Cuenta Vargas que cuando en febrero pasado expiró su licencia de conducir de Oregon contra todo pronóstico consiguió una de Washington que no expira hasta 2016. En teoría podría seguir mintiendo hasta entonces. Por lo que sea no se ha atrevido o se ha hartado. Ha dicho que no quiere seguir viviendo así y ha dado la cara. Y que sea lo que Dios y Obama quieran.
Dice que se decidió después del fracaso de la DREAM ACT, la ley impulsada por hijos de inmigrantes ilegales, ilegales ellos mismos, pero criados y escolarizados en Estados Unidos y americanizados hasta tal punto que deportarlos no es que parezca una injusticia, es que parece el colmo de la esquizofrenia. Como si un árbol se arrancara sus propias hojas. Vargas es el caso más espectacular. Pero no es el único. Hay y habrá muchos como él.
Entonces ahora la gran pregunta es: ¿qué va a hacer Estados Unidos con Vargas, después de que Vargas le haya echado este pulso?
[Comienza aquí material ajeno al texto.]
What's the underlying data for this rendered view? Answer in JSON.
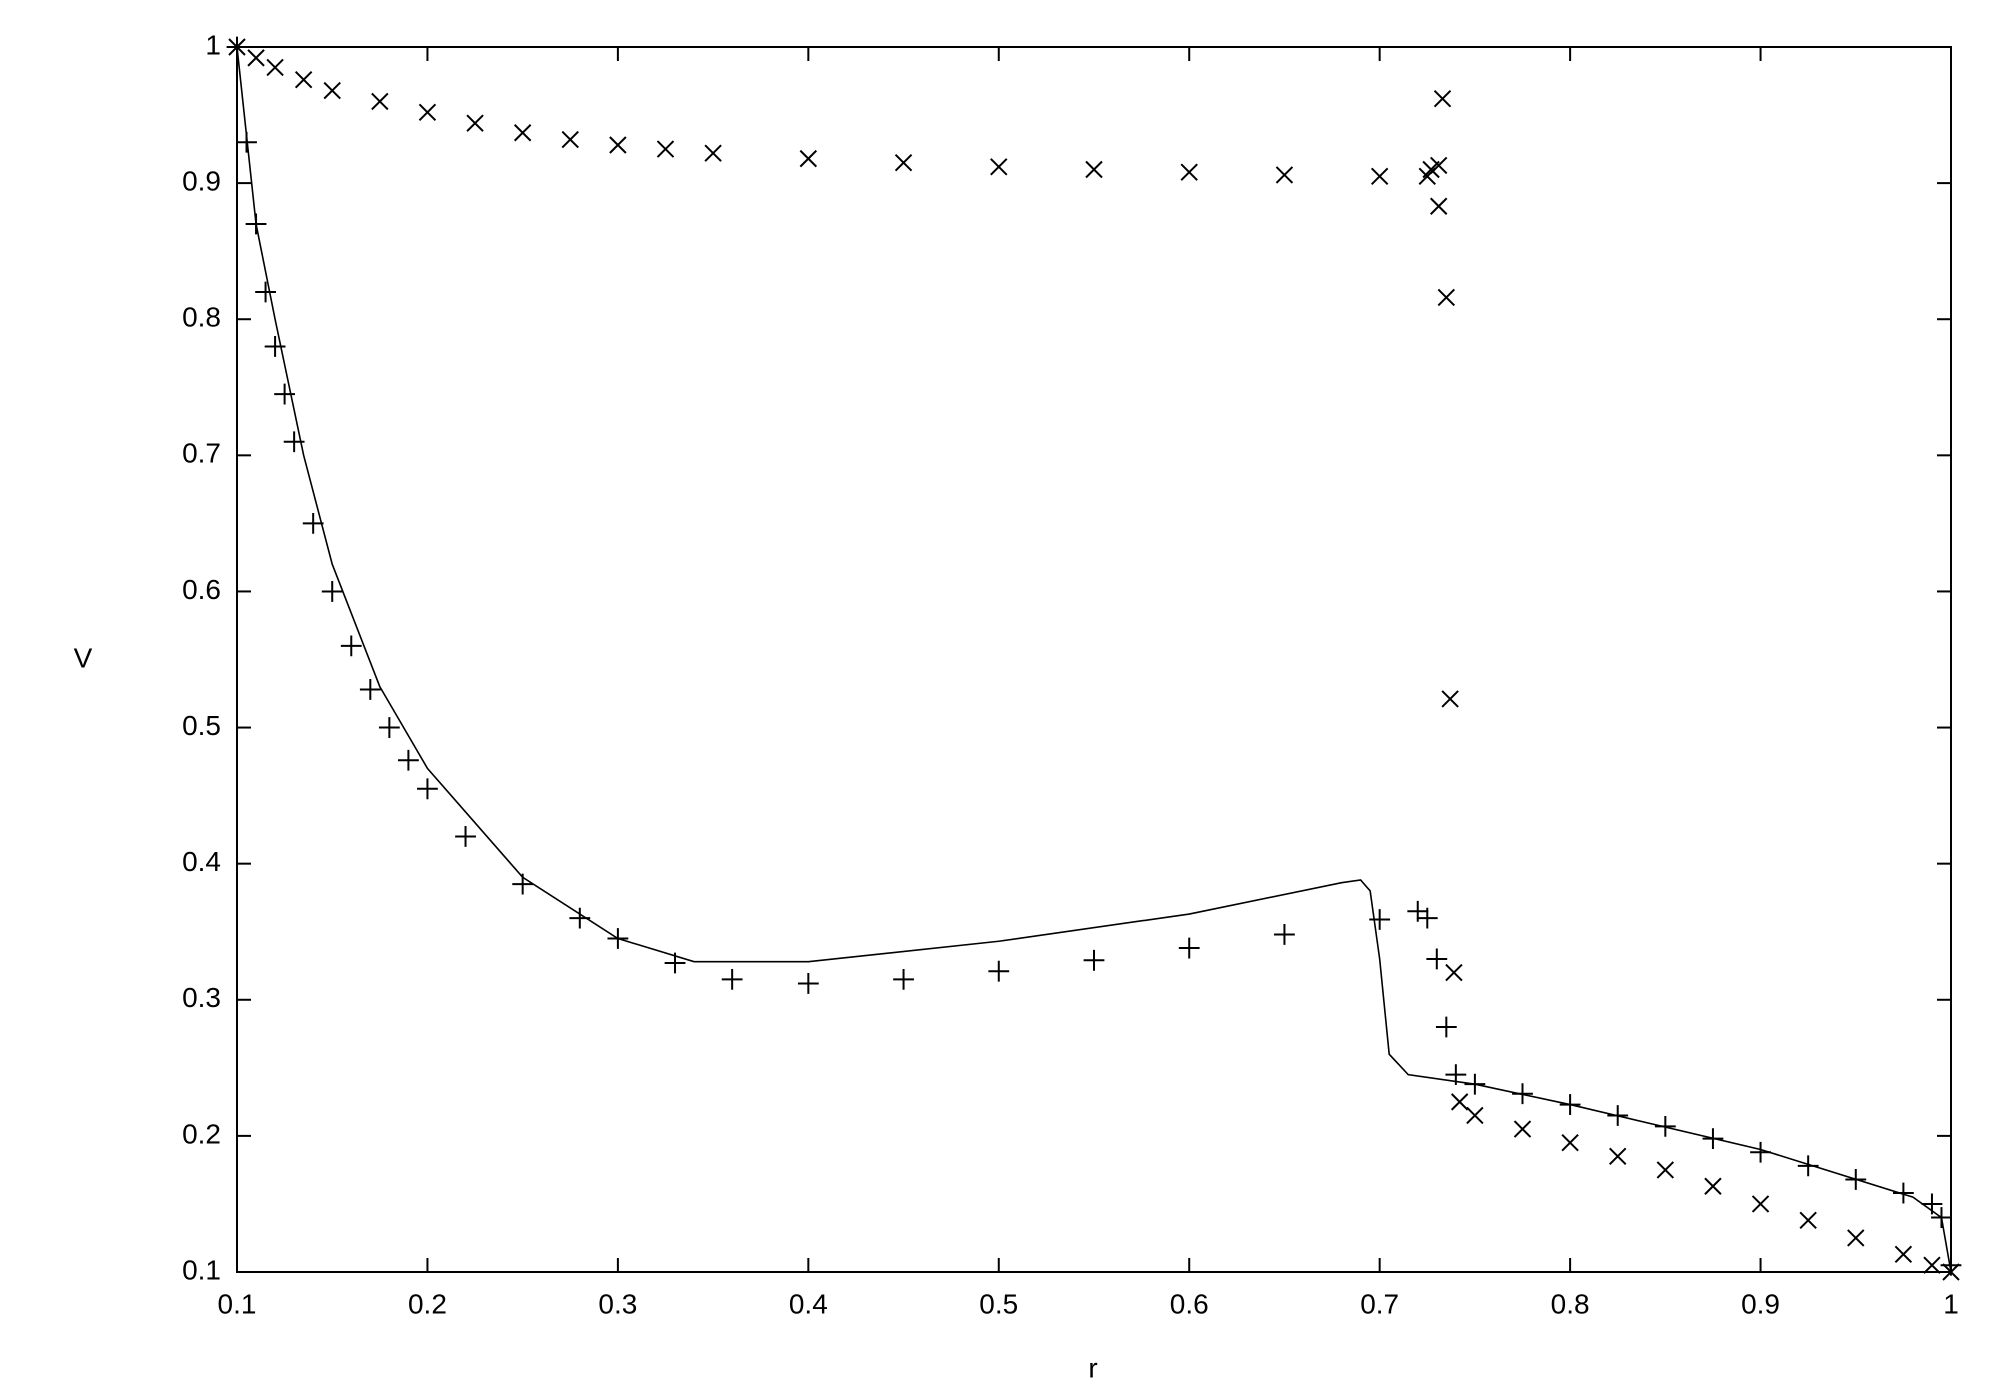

Vargas trató de que su historia saliera publicada en The Washington Post, que fue su alma mater periodística, pero no lo consiguió. Seguramente temían y temen represalias. No encubrieron la situación de Vargas conscientemente (aunque algún buen samaritano del staff lo sabía) pero tampoco la comprobaron suficientemente, como es obvio. Todo eso puede tener consecuencias legales. Aunque más gordas son aquellas a las que se enfrenta el propio Vargas. Con la ley en la mano, pueden deportarle mañana y exigirle esperar DIEZ AÑOS antes de volver a intentar entrar legalmente en Estados Unidos. Diez años para recuperar la vida que ha construido durante veinte.
¿Se atreverán? De momento parece que no, que la Administración, incómoda, mira hacia otro lado, musitando excusas como que este caso “no es una prioridad” y que las deportaciones fulminantes están más bien pensadas para gente que amenaza la seguridad nacional. No como Vargas, que ha entrevistado a miembros del gobierno y ha cubierto periodísticamente cenas de Estado. Todo ello con el Servicio Secreto dando por buenos una y otra vez sus papeles falsos. Y es que a veces los papeles son falsos pero dicen la verdad. Cualquiera con dos dedos de frente puede ver que Vargas es más americano que el monumento a Lincoln.
Ya sólo les falta coger todo eso que todos ellos saben que es verdad y ponerlo por ley. Y cumplirla a rajatabla.
Arriba Vargas. Y qué bien escribes, coño.